The Home Office is resuming responsibility for operations to tackle small boats carrying migrants across the Channel after eight months under the leadership of the Royal Navy.
The move follows the creation announced last month of the new small boats operational command (SBOC), bringing together military and civilian staff and the National Crime Agency to co-ordinate the Government’s response.
It comes as the Home Secretary warned failure to stop the boats could cost the Conservatives the next election.
The Home Office said the SBOC – which uses drones, boats and land-based radar and cameras to track and disrupt people traffickers – will be bolstered with the recruitment of 730 additional staff.
Then prime minister Boris Johnson originally handed leadership for operations in the Channel to the Navy as a temporary measure last April but migrants continued to arrive in record numbers.

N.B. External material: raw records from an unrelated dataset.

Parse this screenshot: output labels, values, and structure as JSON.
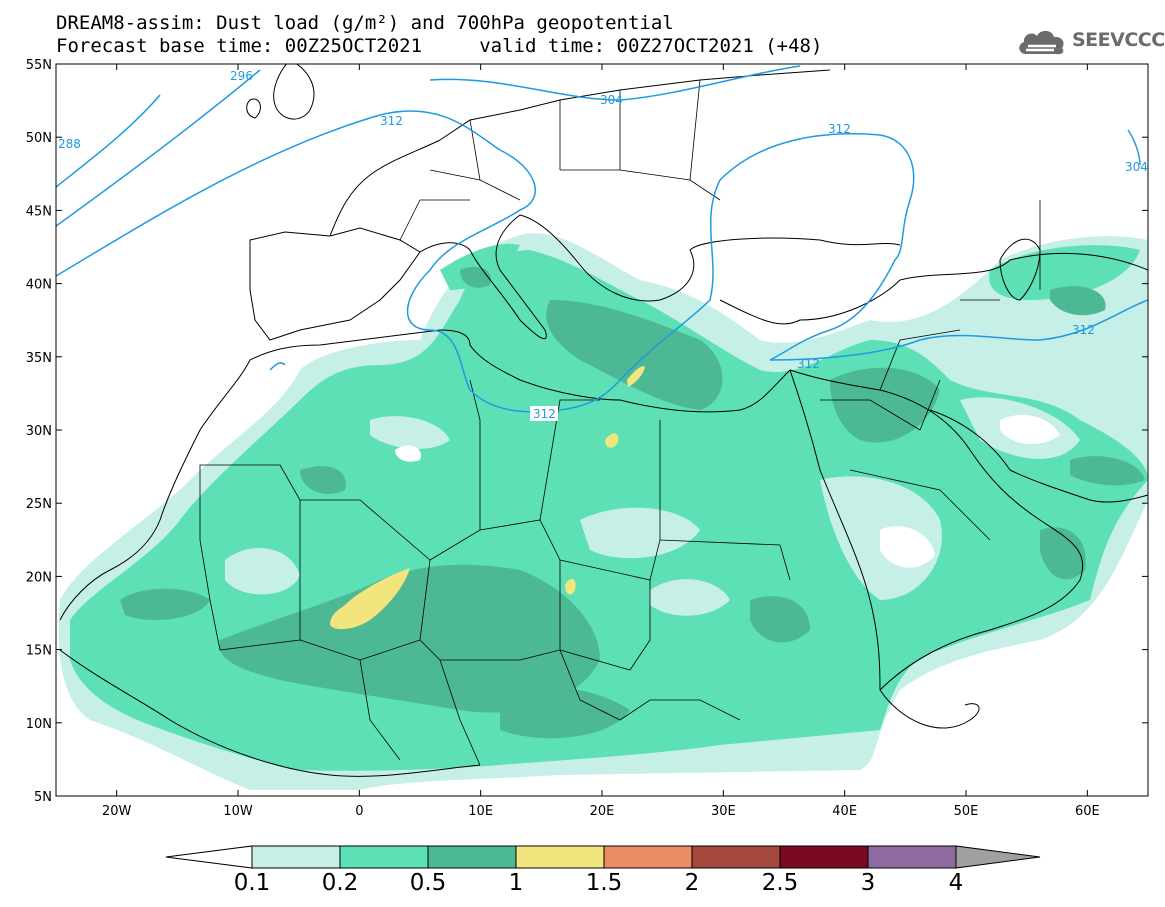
{
  "title": {
    "line1": "DREAM8-assim: Dust load (g/m²) and 700hPa geopotential",
    "line2": "Forecast base time: 00Z25OCT2021     valid time: 00Z27OCT2021 (+48)"
  },
  "logo": {
    "text": "SEEVCCC",
    "icon": "cloud-icon"
  },
  "map": {
    "lat_ticks": [
      "55N",
      "50N",
      "45N",
      "40N",
      "35N",
      "30N",
      "25N",
      "20N",
      "15N",
      "10N",
      "5N"
    ],
    "lon_ticks": [
      "20W",
      "10W",
      "0",
      "10E",
      "20E",
      "30E",
      "40E",
      "50E",
      "60E"
    ],
    "lat_range": [
      5,
      55
    ],
    "lon_range": [
      -25,
      65
    ],
    "colors": {
      "ocean": "#ffffff",
      "coast": "#000000",
      "contour": "#1e9be0",
      "dust_0_1": "#c6f0e7",
      "dust_0_2": "#5de0b6",
      "dust_0_5": "#4cb894",
      "dust_1": "#f2e57e"
    },
    "contour_labels": [
      "288",
      "296",
      "312",
      "304",
      "312",
      "304",
      "312",
      "312",
      "312"
    ]
  },
  "colorbar": {
    "labels": [
      "0.1",
      "0.2",
      "0.5",
      "1",
      "1.5",
      "2",
      "2.5",
      "3",
      "4"
    ],
    "colors": [
      "#c6f0e7",
      "#5de0b6",
      "#4cb894",
      "#f2e57e",
      "#ea8c64",
      "#a4483e",
      "#7a0a24",
      "#8e6aa0"
    ],
    "under_color": "#ffffff",
    "over_color": "#a0a0a0"
  }
}
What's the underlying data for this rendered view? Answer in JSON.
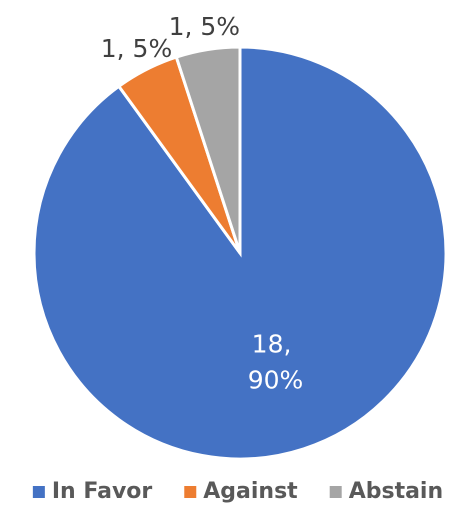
{
  "chart_data": {
    "type": "pie",
    "categories": [
      "In Favor",
      "Against",
      "Abstain"
    ],
    "values": [
      18,
      1,
      1
    ],
    "value_labels": [
      "18, 90%",
      "1, 5%",
      "1, 5%"
    ],
    "colors": [
      "#4472c4",
      "#ed7d31",
      "#a5a5a5"
    ],
    "legend": "bottom"
  }
}
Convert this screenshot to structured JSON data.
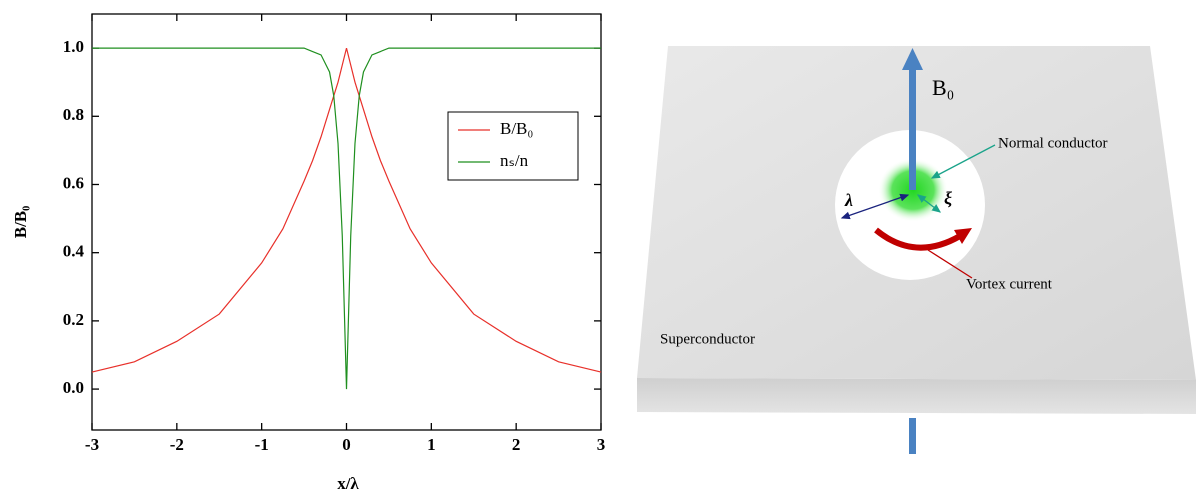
{
  "chart_data": {
    "type": "line",
    "xlabel": "x/λ",
    "ylabel": "B/B₀",
    "x": [
      -3,
      -2.5,
      -2,
      -1.5,
      -1,
      -0.75,
      -0.5,
      -0.4,
      -0.3,
      -0.2,
      -0.15,
      -0.1,
      -0.05,
      0,
      0.05,
      0.1,
      0.15,
      0.2,
      0.3,
      0.4,
      0.5,
      0.75,
      1,
      1.5,
      2,
      2.5,
      3
    ],
    "series": [
      {
        "name": "B/B₀",
        "color": "#e8302a",
        "values": [
          0.05,
          0.08,
          0.14,
          0.22,
          0.37,
          0.47,
          0.61,
          0.67,
          0.74,
          0.82,
          0.86,
          0.9,
          0.95,
          1.0,
          0.95,
          0.9,
          0.86,
          0.82,
          0.74,
          0.67,
          0.61,
          0.47,
          0.37,
          0.22,
          0.14,
          0.08,
          0.05
        ]
      },
      {
        "name": "nₛ/n",
        "color": "#1f8f1f",
        "values": [
          1.0,
          1.0,
          1.0,
          1.0,
          1.0,
          1.0,
          1.0,
          0.99,
          0.98,
          0.93,
          0.86,
          0.72,
          0.45,
          0.0,
          0.45,
          0.72,
          0.86,
          0.93,
          0.98,
          0.99,
          1.0,
          1.0,
          1.0,
          1.0,
          1.0,
          1.0,
          1.0
        ]
      }
    ],
    "xlim": [
      -3,
      3
    ],
    "ylim": [
      -0.12,
      1.1
    ],
    "xticks": [
      -3,
      -2,
      -1,
      0,
      1,
      2,
      3
    ],
    "yticks": [
      {
        "value": 0,
        "label": "0.0"
      },
      0.2,
      0.4,
      0.6,
      0.8,
      {
        "value": 1,
        "label": "1.0"
      }
    ],
    "grid": false,
    "legend": "upper right"
  },
  "diagram": {
    "field": "B₀",
    "core": "Normal conductor",
    "penetration": "λ",
    "coherence": "ξ",
    "current": "Vortex current",
    "material": "Superconductor"
  }
}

More than 40,000 people have crossed the Channel to the UK since then.
A Government spokesman said the return of responsibility to the Home Office was a “significant landmark” in the long term to ensure the safety and sovereignty of the UK’s borders and communities.
“We are building on the progress already made through the new deal with France, and our determination will not waiver until we stop the abuse of the asylum system and bring the smugglers responsible to justice,” the spokesman said.
So far this year, 1,180 migrants have arrived in the UK after crossing the Channel.
A record 45,755 people succeeded in making the journey last year, according to the latest Government figures.
In November, the Government signed a fresh £63 million pound deal with France to step up patrols and boost surveillance as part of Prime Minister Rishi Sunak’s pledge to “grip illegal migration”.
On Tuesday, Suella Braverman called on Conservative MPs to get behind the Government’s efforts to crack down on crossings, telling the Daily Telegraph the party’s reputation was “on the line”.
Dover MP Natalie Elphicke said the “professionalism and expert skills” of the Royal Navy and other military “have resulted in significant changes in detection and interception, which have resulted in fewer small boats actually reaching our shores, in spite of much larger numbers making the perilous crossing”, adding: “It is vital that this is maintained as the Home Office take back control of the Channel command.”